This report high­lights the wide vari­a­tion in how peo­ple in nine coun­tries (Ger­many, France, Italy, Spain, Swe­den, Poland, the Czech Repub­lic, the Unit­ed King­dom, and the Unit­ed States) view the cli­mate cri­sis and struc­tur­al changes to the econ­o­my. For many peo­ple there is a gap between their views on the econ­o­my and their eval­u­a­tion of the scope of cli­mate change pol­i­cy. If Euro­pean pol­i­cy­mak­ers and cit­i­zens are going to effec­tive­ly address the cli­mate cri­sis, they must exam­ine the econ­o­my and cli­mate poli­cies in a uni­fied and coher­ent way.

Our research indi­cates that peo­ple with for­mal edu­ca­tion do not nec­es­sar­i­ly sup­port trans­for­ma­tive poli­cies and, in fact, may even oppose them on ide­o­log­i­cal grounds. While demo­graph­ic dif­fer­ences are not con­sis­tent across coun­tries, we find that cli­mate-spe­cif­ic knowl­edge does play an impor­tant role—and to a much greater extent than for­mal edu­ca­tion in gen­er­al.

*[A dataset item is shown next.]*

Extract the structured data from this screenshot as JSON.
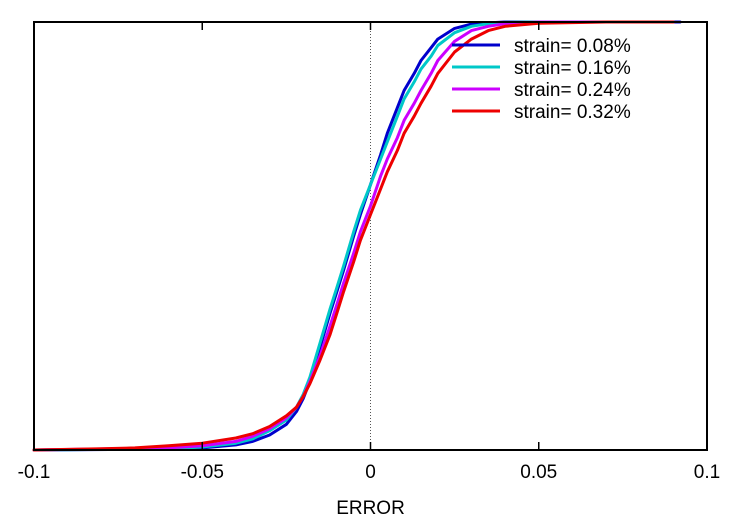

Peo­ple who know more about the caus­es and con­se­quences of cli­mate change are more like­ly to favour trans­for­ma­tive cli­mate pol­i­cy as well as state inter­ven­tion in the economy.

The study shows how impor­tant it is to exam­ine the inter­play of views on cli­mate pol­i­cy specif­i­cal­ly and wider eco­nom­ic pol­i­cy. There is no auto­mat­ic link between the two and the pre­cise inter­play varies great­ly between coun­tries. Strate­gies for engag­ing publics in wider eco­nom­ic debates linked to cli­mate pol­i­cy need to be designed with a clear under­stand­ing of the respec­tive nation­al con­texts. If advo­cates and pol­i­cy­mak­ers can focus debates on spe­cif­ic, trans­for­ma­tive cli­mate poli­cies that are designed well, they may be able to work with— not against— large seg­ments of the pop­u­la­tion in devel­op­ing a greater align­ment between their spe­cif­ic pref­er­ences and over­all out­look on the system.